Nieopodal kościoła - unikatowy, prostokątny brukowany polnymi kamieniami plac Petrauskasa. Jest to pomnik architektury. Na Litwie są zaledwie trzy takie prostokątne place wykładane kamieniami. Od najdawniejszych czasów odbywał się tu handel, działały karczmy, prowadzono sklepiki. Przed laty dookoła placu mieszkali w parterowych drewnianych domkach Żydzi. W czasach sowieckich ryneczek przeniósł się na obrzeża miasteczka, w latach 90-tych zupełnie zanikł. W 1897 r. w miasteczku mieszkało 217 Żydów. Mieli swoją synagogę, po wojnie przekształconą w dom kultury, w latach 90. XX wieku budynek spłonął. W centrum placu stał namiot, pod którym odbywały się przedstawienia patriotyczne i spektakle, w których brała udział społeczność miasteczka.
- Przed wojną dookoła placu mieszkali Żydzi w drewnianych domkach krytych blachą. Na placu odbywały się targi, każdy coś kupował, sprzedawał. W okresie międzywojennym słynny proboszcz Nikodemas Švogžlys-Milžinas postawił tu prowizoryczny domek, gdzie organizował przedstawienia, ludzie gromadzili się, grali, śpiewali, weselili się. Było to centrum życia. Niektóre żydowskie domy - to te z okiennicami - zachowały się. Podczas wojny prawie wszyscy Żydzi z miasteczka zostali rozstrzelani w Ponarach - opowiada Stasė Masilionienė.
- Moja mama, która straciła swą mamę w wieku 6 lat, miała wiele szacunku do Żydów. Przynosili oni czwórce rodzeństwa chleb, jakieś wypieki, chusteczki. Raz dostała w prezencie sukienkę - była to najpiękniejsza sukienka, jaką miała w życiu - wspomina.
Przed naszym wyjazdem z Hanuszyszek jeszcze ostatnie spojrzenie na zabytkowy plac Petrauskasów, kościół pw. św. św. Filipa i Jakuba i dalej na alejkę drzew, która być może prowadziła przed wiekami do dworu Kazimierza Szetkiewicza?

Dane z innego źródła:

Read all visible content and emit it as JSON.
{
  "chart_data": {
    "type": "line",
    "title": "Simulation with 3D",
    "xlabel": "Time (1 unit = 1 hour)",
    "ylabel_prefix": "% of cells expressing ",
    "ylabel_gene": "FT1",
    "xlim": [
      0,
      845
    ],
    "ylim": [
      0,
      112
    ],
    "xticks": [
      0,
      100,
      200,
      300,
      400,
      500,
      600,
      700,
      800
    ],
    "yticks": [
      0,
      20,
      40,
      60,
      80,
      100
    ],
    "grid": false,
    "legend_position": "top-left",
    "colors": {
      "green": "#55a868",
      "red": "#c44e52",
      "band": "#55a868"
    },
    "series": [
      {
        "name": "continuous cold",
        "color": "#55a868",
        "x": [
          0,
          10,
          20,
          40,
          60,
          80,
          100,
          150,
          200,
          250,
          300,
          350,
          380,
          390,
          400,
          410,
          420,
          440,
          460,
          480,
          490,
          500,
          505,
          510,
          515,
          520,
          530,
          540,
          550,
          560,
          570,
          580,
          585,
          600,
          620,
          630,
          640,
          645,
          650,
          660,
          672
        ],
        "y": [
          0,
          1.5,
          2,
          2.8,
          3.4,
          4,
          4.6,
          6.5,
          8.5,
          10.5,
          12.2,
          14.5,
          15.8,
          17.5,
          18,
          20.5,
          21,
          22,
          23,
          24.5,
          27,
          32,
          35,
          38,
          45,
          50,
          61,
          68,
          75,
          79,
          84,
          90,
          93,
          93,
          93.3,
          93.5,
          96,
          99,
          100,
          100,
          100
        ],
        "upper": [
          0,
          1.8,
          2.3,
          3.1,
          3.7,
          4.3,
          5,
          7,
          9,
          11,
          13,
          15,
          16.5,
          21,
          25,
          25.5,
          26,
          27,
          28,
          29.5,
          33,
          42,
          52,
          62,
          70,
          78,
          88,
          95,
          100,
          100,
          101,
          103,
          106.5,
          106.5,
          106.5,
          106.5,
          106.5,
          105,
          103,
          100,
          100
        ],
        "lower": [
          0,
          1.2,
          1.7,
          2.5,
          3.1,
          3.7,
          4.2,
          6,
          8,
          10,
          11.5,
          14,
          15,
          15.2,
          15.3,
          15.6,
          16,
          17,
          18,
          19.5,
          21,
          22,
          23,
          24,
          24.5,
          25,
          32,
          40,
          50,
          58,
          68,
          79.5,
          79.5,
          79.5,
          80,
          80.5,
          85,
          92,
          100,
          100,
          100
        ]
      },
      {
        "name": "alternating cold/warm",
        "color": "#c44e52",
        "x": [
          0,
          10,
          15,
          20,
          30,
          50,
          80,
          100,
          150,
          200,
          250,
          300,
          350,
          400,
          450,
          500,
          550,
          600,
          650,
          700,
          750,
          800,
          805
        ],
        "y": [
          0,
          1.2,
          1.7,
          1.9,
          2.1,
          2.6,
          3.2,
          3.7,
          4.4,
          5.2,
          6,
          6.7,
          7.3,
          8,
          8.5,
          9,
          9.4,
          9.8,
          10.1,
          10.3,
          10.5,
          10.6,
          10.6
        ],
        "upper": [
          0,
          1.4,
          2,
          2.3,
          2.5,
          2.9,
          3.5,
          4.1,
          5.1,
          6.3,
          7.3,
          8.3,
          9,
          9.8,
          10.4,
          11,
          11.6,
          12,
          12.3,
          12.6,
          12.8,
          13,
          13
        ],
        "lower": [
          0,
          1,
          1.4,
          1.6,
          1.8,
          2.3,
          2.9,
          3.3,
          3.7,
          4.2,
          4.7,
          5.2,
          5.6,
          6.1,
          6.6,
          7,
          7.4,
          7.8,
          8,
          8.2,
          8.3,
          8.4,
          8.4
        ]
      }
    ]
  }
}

Opuszczamy miejsce związane z ukochanym teściem Henryka Sienkiewicza, bez którego żartów, krotochwil i powiedzonek pewnie nie byłoby tak barwnej postaci Zagłoby. „Jedno jest pewne - pisała Maria Korniłowiczówna, wnuczka Henryka Sienkiewicza - gdyby nie Kazimierz Szetkiewicz, „Potop” nie zaczynałby się w Wodoktach i nie kończyłby się tamże, a pan Podbipięta z Myszykiszek nie powtarzałby: „At, słuchać hadko”. Odc. ostatni.